Thursday, September 04, 2008

'A small-town girl'

As this presidential campaign enters its sixth decade, I'm starting to wonder if I'm even qualified to vote come November. All the talk about small-town values make me wonder if someone who's never eaten fried squirrel or moose stew can be an American. And yet, it's unclear what I'd be if not American. I still live in my hometown, in fact attend school at the same university where I was born, which sounds wholesome enough, until I mention that I'm referring to NYU, to New York. And in this election, 'coastal elites' (that is, anyone from New York or San Francisco, regardless of income, who can identify arugula at the supermarket) are the enemy du jour. This comes mostly from the Republican side, but really, it's both. If you're 'more beer than wine,' whatever that means, then your voice gets to be heard. If not, you obviously already rule the show via your cabal, via 'Seinfeld' reruns, and so on, so you shouldn't complain.

Which brings up the question: if we're defining as 'real' those who live in small towns, those whose lives are not represented in sitcoms, where does that leave those of us who see movie stars at the local Starbucks, those of us who took the subway to high school, those of us for whom both the snooty-sounding or 'ethnic' foods and tiny apartments that mark city life (that is, outside of abject poverty) are the default? Am I less of a real American because churches and exurbs are not my own life experience, because I'm 25 and no one I know my age yet has a kid? I'm not running for any office, and so have no need to claim a life other than the one I've led. But is it elitist and un-American simply to be who I am, a New York Jew, an atheist, and (and this is starting to be embarrassing) incapable of driving a car? It's one thing to say my experiences are not representative, but must they be denounced as those of a foreigner?

In response to those who will say, boo hoo, it must be sooo hard to be one of those urbanites who think they're so great, I'll say this: anti-cosmopolitanism, aka populism, can go too far. It can be unnerving not just for those of a Woody Allen demographic (although Jews have historical good reason to be disturbed by populist fervor), but to anyone who wants to see an inclusive vision of America, one in which it's not necessary to pronounce the word 'family' with that flat, middle-American 'a' for people to believe you think you have 'family values.' What seems to be lost in all the discussions of American authenticity is the difference between being urban and being elite. I mean, there is an elitism of fancy cheese and fancy graduate degrees, but there's also a hierarchy of authenticity or appearance thereof, and that hierarchy is the order of the day, across the political spectrum. We like Obama even though he went to Harvard, and so forth.

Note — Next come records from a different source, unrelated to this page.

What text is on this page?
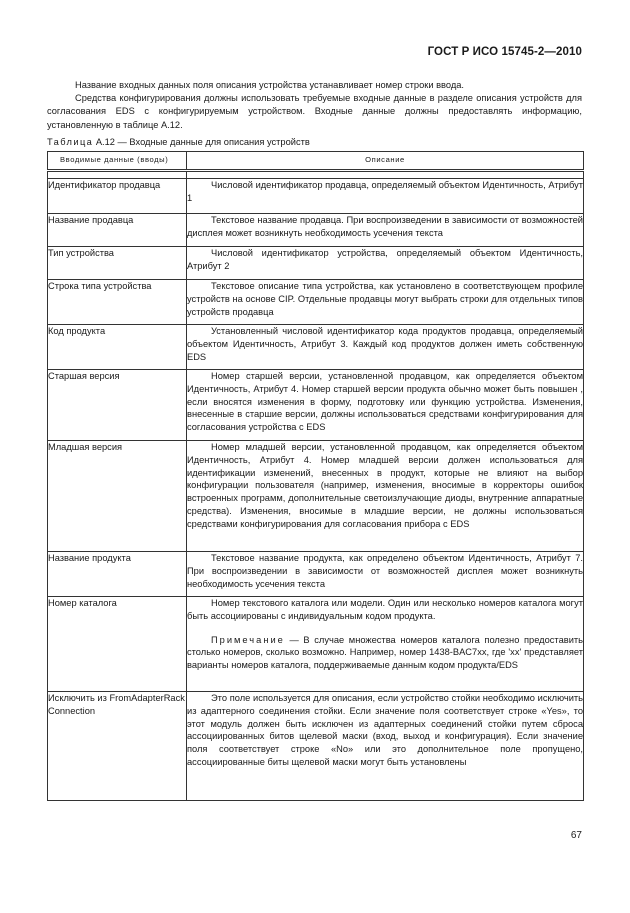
ГОСТ Р ИСО 15745-2—2010

Название входных данных поля описания устройства устанавливает номер строки ввода.

Средства конфигурирования должны использовать требуемые входные данные в разделе описания устройств для согласования EDS с конфигурируемым устройством. Входные данные должны предоставлять информацию, установленную в таблице А.12.

Таблица А.12 — Входные данные для описания устройств
Вводимые данные (вводы)	Описание

Идентификатор продавца	Числовой идентификатор продавца, определяемый объектом Идентичность, Атрибут 1

Название продавца	Текстовое название продавца. При воспроизведении в зависимости от возможностей дисплея может возникнуть необходимость усечения текста

Тип устройства	Числовой идентификатор устройства, определяемый объектом Идентичность, Атрибут 2

Строка типа устройства	Текстовое описание типа устройства, как установлено в соответствующем профиле устройств на основе CIP. Отдельные продавцы могут выбрать строки для отдельных типов устройств продавца

Код продукта	Установленный числовой идентификатор кода продуктов продавца, определяемый объектом Идентичность, Атрибут 3. Каждый код продуктов должен иметь собственную EDS

Старшая версия	Номер старшей версии, установленной продавцом, как определяется объектом Идентичность, Атрибут 4. Номер старшей версии продукта обычно может быть повышен , если вносятся изменения в форму, подготовку или функцию устройства. Изменения, внесенные в старшие версии, должны использоваться средствами конфигурирования для согласования устройства с EDS

Младшая версия	Номер младшей версии, установленной продавцом, как определяется объектом Идентичность, Атрибут 4. Номер младшей версии должен использоваться для идентификации изменений, внесенных в продукт, которые не влияют на выбор конфигурации пользователя (например, изменения, вносимые в корректоры ошибок встроенных программ, дополнительные светоизлучающие диоды, внутренние аппаратные средства). Изменения, вносимые в младшие версии, не должны использоваться средствами конфигурирования для согласования прибора с EDS

Название продукта	Текстовое название продукта, как определено объектом Идентичность, Атрибут 7. При воспроизведении в зависимости от возможностей дисплея может возникнуть необходимость усечения текста

Номер каталога	Номер текстового каталога или модели. Один или несколько номеров каталога могут быть ассоциированы с индивидуальным кодом продукта.

Примечание — В случае множества номеров каталога полезно предоставить столько номеров, сколько возможно. Например, номер 1438-BAC7xx, где 'xx' представляет варианты номеров каталога, поддерживаемые данным кодом продукта/EDS

Исключить из FromAdapterRackConnection	Это поле используется для описания, если устройство стойки необходимо исключить из адаптерного соединения стойки. Если значение поля соответствует строке «Yes», то этот модуль должен быть исключен из адаптерных соединений стойки путем сброса ассоциированных битов щелевой маски (вход, выход и конфигурация). Если значение поля соответствует строке «No» или это дополнительное поле пропущено, ассоциированные биты щелевой маски могут быть установлены

67
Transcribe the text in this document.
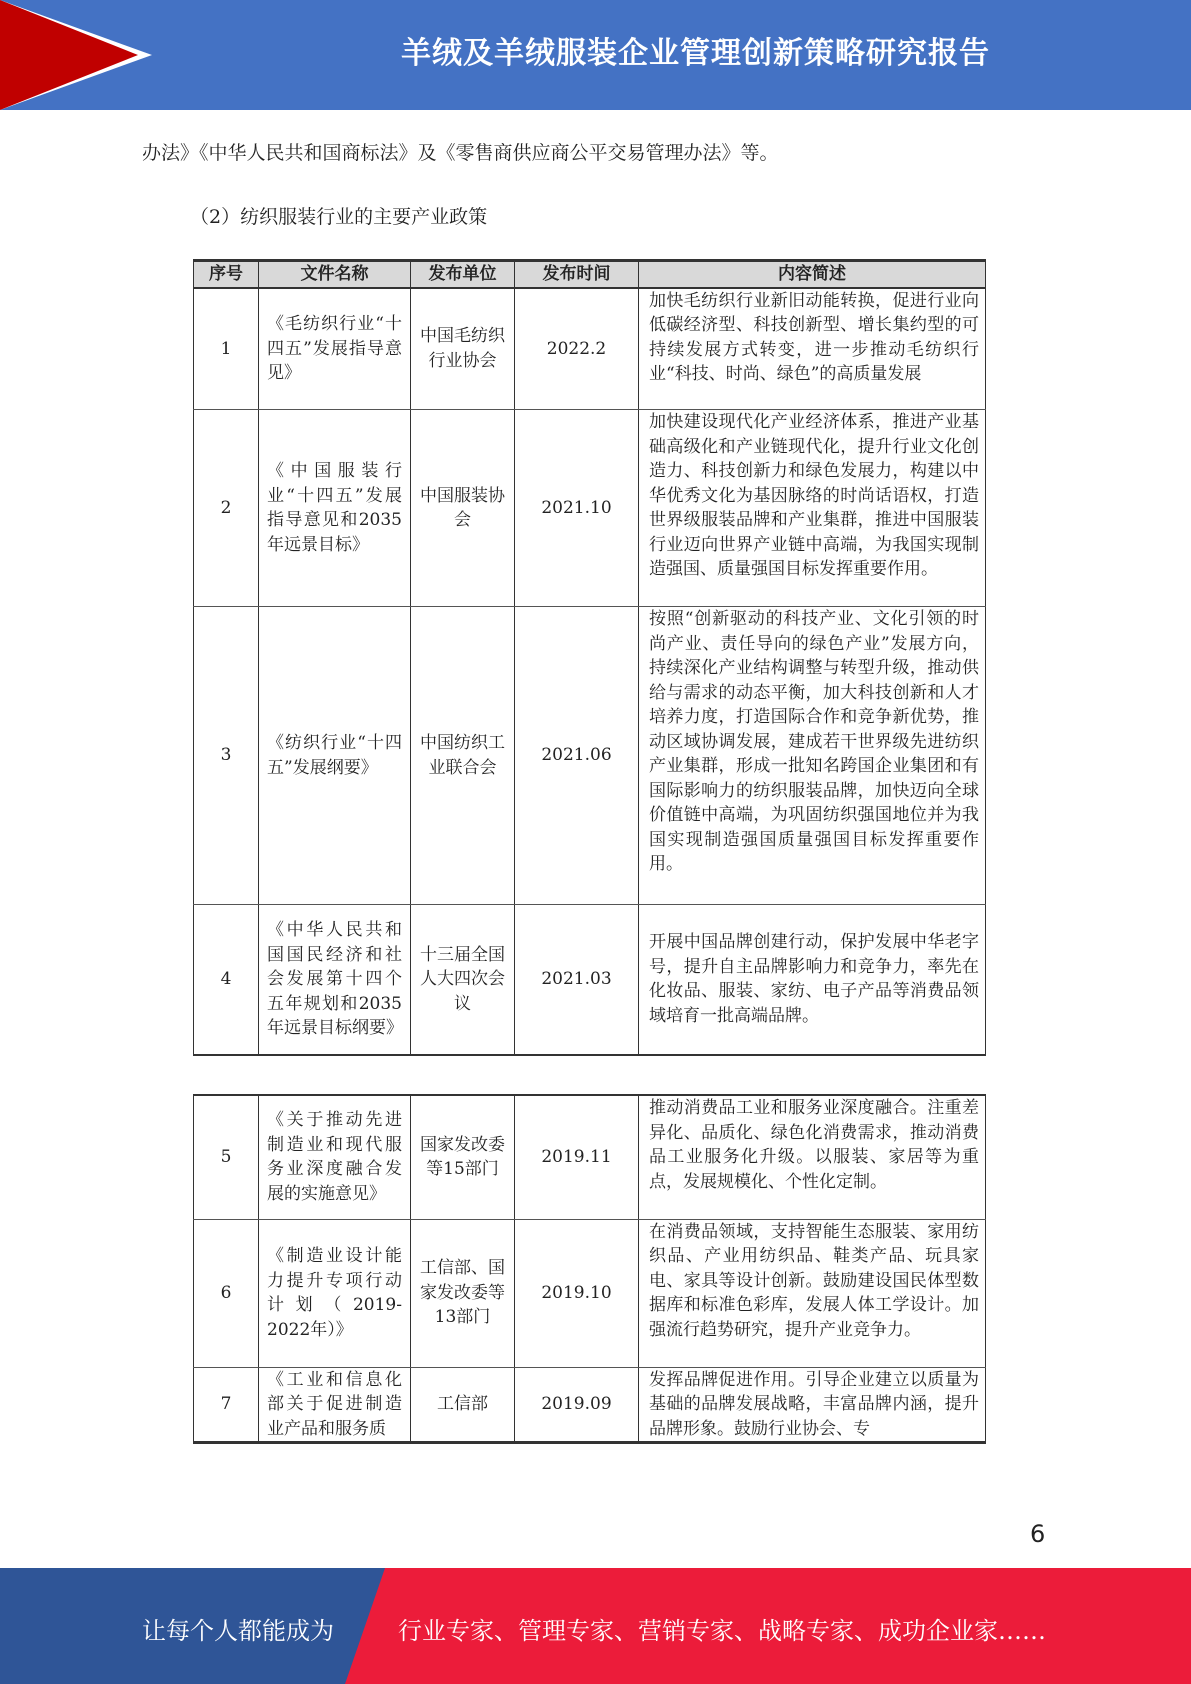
羊绒及羊绒服装企业管理创新策略研究报告
办法》《中华人民共和国商标法》及《零售商供应商公平交易管理办法》等。
（2）纺织服装行业的主要产业政策
序号	文件名称	发布单位	发布时间	内容简述
1	《毛纺织行业“十四五”发展指导意见》	中国毛纺织行业协会	2022.2	加快毛纺织行业新旧动能转换，促进行业向低碳经济型、科技创新型、增长集约型的可持续发展方式转变，进一步推动毛纺织行业“科技、时尚、绿色”的高质量发展
2	《中国服装行业“十四五”发展指导意见和2035年远景目标》	中国服装协会	2021.10	加快建设现代化产业经济体系，推进产业基础高级化和产业链现代化，提升行业文化创造力、科技创新力和绿色发展力，构建以中华优秀文化为基因脉络的时尚话语权，打造世界级服装品牌和产业集群，推进中国服装行业迈向世界产业链中高端，为我国实现制造强国、质量强国目标发挥重要作用。
3	《纺织行业“十四五”发展纲要》	中国纺织工业联合会	2021.06	按照“创新驱动的科技产业、文化引领的时尚产业、责任导向的绿色产业”发展方向，持续深化产业结构调整与转型升级，推动供给与需求的动态平衡，加大科技创新和人才培养力度，打造国际合作和竞争新优势，推动区域协调发展，建成若干世界级先进纺织产业集群，形成一批知名跨国企业集团和有国际影响力的纺织服装品牌，加快迈向全球价值链中高端，为巩固纺织强国地位并为我国实现制造强国质量强国目标发挥重要作用。
4	《中华人民共和国国民经济和社会发展第十四个五年规划和2035年远景目标纲要》	十三届全国人大四次会议	2021.03	开展中国品牌创建行动，保护发展中华老字号，提升自主品牌影响力和竞争力，率先在化妆品、服装、家纺、电子产品等消费品领域培育一批高端品牌。
5	《关于推动先进制造业和现代服务业深度融合发展的实施意见》	国家发改委等15部门	2019.11	推动消费品工业和服务业深度融合。注重差异化、品质化、绿色化消费需求，推动消费品工业服务化升级。以服装、家居等为重点，发展规模化、个性化定制。
6	《制造业设计能力提升专项行动计划（2019-2022年）》	工信部、国家发改委等13部门	2019.10	在消费品领域，支持智能生态服装、家用纺织品、产业用纺织品、鞋类产品、玩具家电、家具等设计创新。鼓励建设国民体型数据库和标准色彩库，发展人体工学设计。加强流行趋势研究，提升产业竞争力。
7	《工业和信息化部关于促进制造业产品和服务质	工信部	2019.09	发挥品牌促进作用。引导企业建立以质量为基础的品牌发展战略，丰富品牌内涵，提升品牌形象。鼓励行业协会、专
6
让每个人都能成为	行业专家、管理专家、营销专家、战略专家、成功企业家……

Somewhere in the middle of the candidates' attempts to show how much they care about the 'forgotten' parts of our country-- a worthy goal-- they've crossed the line into implying that those who do not, say, identify with Sarah Palin's biography are somehow foreign and thus unworthy of representation. Although I see how it could be confusing, given the throngs of European tourists on shopping tours of major American cities, I promise that there are indeed Americans among the hordes on lower Broadway. That 'Friends' and 'Sex and the City' are ever-so-loosely based on our life experiences does not mean we think we're better than everyone else, at least any more than those from small towns think this about themselves. We're still Americans, and we do, says the mailing I received directing me to the local Brooklyn polling station, have a vote.


Anonymous said...

I'm old enough to remember when all sit coms were set in some kind of generic small town/ suburb -- Leave it to Beaver, Father Knows Best, My Three Sons. As a New Yorker, I never saw my reflection in those WASPY locales. Maybe they are angry about that -- though they could watch reruns or something. One bit of hope is that, as resident in a Red state, I can tell you "they" are not as numerous as it looks, esp. when they are cheering themselves at GOP convention. Here's hoping/ working for regime change. -- JM

Petey said...

"We're still Americans, and we do, says the mailing I received directing me to the local Brooklyn polling station, have a vote."

Unfortunately, while we do still have a vote, we don't have the median vote in the Presidential election.

The median voter in a Presidential election for the past generation has been in the small towns and rural areas of the upper Midwest. Hence, hunting and highways are a priority, while arugula availability and mass transit isn't.

The founding fathers actually had explicitly anti-city motives when they wrote the Constitution, and history has shown they were mostly successful in achieving their goals.